El colapso que no es solo de camas

Hay un dato que no suele salir en los informes oficiales: la mayoría de estos pequeños pacientes no necesitan ser hospitalizados por una patología médica. Necesitan ser escuchados, estabilizados emocionalmente, y luego derivados a un seguimiento ambulatorio que a menudo no existe o tiene plazos imposibles. Así que muchos son dados de alta con una cita para dentro de tres meses y una lista de teléfonos de emergencia.

—Es como poner una tirita en una hemorragia —dice María, la enfermera—. Nos duele, pero no podemos retenerlos más tiempo porque hay otros niños esperando en la sala.

Y ahí está el nudo del problema: las urgencias pediátricas de salud mental se han convertido en el parche de un sistema de salud mental comunitario que se desmorona. Los recursos son escasos, los psicólogos escolares apenas existen en muchos centros, y la prevención sigue siendo la gran olvidada.

Lo que los niños sí nos dicen (aunque no usen palabras)

En medio de este panorama desolador, hay algo que los profesionales destacan: los niños no están «locos», ni «mal criados», ni «exagerados». Lo que tienen son vidas llenas de presiones, pantallas que roban el sueño, miedos que no saben nombrar y, a menudo, padres tan estresados que apenas tienen energía para sostenerlos emocionalmente.

—Un niño de 12 años me dijo en urgencias: «Sé que no debería sentirme así, porque mis padres me dan todo. Pero no puedo parar de pensar que estorbo». Esa frase resume la presión interna que viven —explica Carlos.
—No son niños caprichosos. Son niños que han perdido la capacidad de regularse porque no han encontrado a un adulto con tiempo para enseñarles.

¿Hay alguna salida?

El objetivo de este artículo no es alarmar, sino poner nombres y caras a un problema que ya es estructural. Algunas comunidades han empezado a abrir unidades de crisis pediátricas de salud mental, con equipos específicos 24 horas. También hay experiencias pioneras de «teléfonos de atención psicológica» para niños y adolescentes. Pero son gotas en el desierto.

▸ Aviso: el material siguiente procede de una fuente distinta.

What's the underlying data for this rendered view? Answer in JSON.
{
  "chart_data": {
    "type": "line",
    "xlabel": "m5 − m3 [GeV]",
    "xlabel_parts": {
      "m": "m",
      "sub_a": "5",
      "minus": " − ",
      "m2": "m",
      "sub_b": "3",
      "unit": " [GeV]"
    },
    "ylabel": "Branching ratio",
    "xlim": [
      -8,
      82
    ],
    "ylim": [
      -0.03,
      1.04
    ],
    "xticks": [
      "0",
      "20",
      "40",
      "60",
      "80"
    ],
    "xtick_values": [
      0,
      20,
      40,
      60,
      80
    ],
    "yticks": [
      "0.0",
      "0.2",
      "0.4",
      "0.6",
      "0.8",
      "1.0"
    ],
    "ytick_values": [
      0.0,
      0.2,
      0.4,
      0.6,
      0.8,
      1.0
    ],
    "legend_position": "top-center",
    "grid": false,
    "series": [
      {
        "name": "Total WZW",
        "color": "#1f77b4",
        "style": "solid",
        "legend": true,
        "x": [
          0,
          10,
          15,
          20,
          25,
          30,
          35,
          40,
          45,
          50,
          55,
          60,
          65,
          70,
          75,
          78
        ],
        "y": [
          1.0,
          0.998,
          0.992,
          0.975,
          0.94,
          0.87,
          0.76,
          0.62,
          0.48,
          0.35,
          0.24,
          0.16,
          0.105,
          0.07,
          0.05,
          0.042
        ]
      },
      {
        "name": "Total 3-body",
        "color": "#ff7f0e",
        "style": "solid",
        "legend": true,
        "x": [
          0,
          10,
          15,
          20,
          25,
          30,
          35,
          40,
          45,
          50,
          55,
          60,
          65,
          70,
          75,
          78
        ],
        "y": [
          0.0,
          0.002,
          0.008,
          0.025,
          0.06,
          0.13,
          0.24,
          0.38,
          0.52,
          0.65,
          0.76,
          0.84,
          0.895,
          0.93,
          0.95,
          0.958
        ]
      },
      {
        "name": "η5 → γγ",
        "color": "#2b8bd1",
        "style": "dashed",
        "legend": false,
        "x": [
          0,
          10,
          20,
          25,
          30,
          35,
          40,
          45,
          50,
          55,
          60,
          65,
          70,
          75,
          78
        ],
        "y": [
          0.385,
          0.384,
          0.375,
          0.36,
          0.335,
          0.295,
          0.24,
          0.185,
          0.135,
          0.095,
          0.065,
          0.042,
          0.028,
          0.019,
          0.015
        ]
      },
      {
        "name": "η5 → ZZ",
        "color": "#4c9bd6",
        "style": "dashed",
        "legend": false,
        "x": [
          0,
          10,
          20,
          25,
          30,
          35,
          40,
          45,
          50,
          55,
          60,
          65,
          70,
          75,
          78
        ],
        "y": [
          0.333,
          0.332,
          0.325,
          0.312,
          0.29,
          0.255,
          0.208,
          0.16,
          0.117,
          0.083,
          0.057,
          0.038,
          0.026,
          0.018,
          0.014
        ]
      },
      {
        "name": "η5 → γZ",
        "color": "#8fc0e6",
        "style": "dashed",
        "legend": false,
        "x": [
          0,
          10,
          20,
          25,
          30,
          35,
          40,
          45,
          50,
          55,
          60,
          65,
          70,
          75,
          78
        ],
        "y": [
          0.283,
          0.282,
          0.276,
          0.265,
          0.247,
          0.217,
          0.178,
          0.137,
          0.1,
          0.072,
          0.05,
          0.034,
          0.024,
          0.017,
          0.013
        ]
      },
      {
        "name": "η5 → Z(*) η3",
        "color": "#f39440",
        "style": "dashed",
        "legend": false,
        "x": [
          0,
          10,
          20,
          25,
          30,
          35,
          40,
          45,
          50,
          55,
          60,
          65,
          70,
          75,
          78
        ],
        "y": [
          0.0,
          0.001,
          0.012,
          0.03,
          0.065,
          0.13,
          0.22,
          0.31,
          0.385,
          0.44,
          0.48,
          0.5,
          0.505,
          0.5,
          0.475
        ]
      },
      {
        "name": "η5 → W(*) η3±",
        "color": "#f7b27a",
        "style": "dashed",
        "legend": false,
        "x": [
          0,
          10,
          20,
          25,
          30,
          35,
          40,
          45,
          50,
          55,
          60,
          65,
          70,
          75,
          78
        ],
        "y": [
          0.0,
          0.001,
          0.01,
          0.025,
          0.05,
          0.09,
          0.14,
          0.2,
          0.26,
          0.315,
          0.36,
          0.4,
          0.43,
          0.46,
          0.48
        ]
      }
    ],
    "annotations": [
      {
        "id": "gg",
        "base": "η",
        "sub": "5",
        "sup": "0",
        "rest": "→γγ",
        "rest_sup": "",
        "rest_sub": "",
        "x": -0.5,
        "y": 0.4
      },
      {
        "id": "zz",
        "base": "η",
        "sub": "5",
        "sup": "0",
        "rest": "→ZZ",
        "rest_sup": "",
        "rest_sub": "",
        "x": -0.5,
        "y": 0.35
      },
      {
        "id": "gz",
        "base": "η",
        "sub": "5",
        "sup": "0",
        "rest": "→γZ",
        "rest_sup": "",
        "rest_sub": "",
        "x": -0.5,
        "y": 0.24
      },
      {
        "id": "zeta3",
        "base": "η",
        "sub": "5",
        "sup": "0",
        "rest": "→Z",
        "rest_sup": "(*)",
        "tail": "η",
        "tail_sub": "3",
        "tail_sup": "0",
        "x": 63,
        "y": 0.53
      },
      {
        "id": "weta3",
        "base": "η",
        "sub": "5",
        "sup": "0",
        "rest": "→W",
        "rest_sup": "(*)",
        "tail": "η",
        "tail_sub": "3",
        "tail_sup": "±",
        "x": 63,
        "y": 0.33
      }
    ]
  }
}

Los expertos consultados piden algo muy concreto y, a la vez, revolucionario: que la salud mental infantil deje de ser un complemento y se convierta en una prioridad de financiación. Que cada centro de salud tenga un psicólogo infantil con agenda abierta. Que los colegios tengan protocolos reales de detección temprana. Y que, sobre todo, dejemos de avergonzarnos de que un niño necesite hablar con un profesional.

Epílogo en urgencias, a las tres de la madrugada

Termino este reportaje con una imagen que me regaló Carlos, el psicólogo. La semana pasada, a las 3 de la mañana, entró por urgencias una niña de 13 años con una crisis de pánico. No podía respirar. Llegó con su madre, que apenas podía hablar de lo asustada que estaba. Carlos la sentó en una sala aparte, le ofreció agua, y le dijo: «No estás sola. Esto va a pasar. Vamos despacio». La niña, entre sollozos, le preguntó: «¿Crees que puedo mejorar?» Él le respondió: «No lo creo. Lo sé. Pero para eso necesitas ayuda, y la vas a tener».

La niña se quedó tranquila. A las dos horas, pudo volver a su casa con una cita para la semana siguiente. No era una solución definitiva, pero esa noche fue suficiente.

El problema es que muchos otros niños siguen esperando que el sistema les diga lo mismo. Y el tiempo, para ellos, no es un aliado.


Si tú o alguien que conoces necesita ayuda urgente en salud mental (España), llama al 024 (línea de atención a la conducta suicida), disponible 24 horas. En Latinoamérica y otros países, consulta las líneas locales de crisis.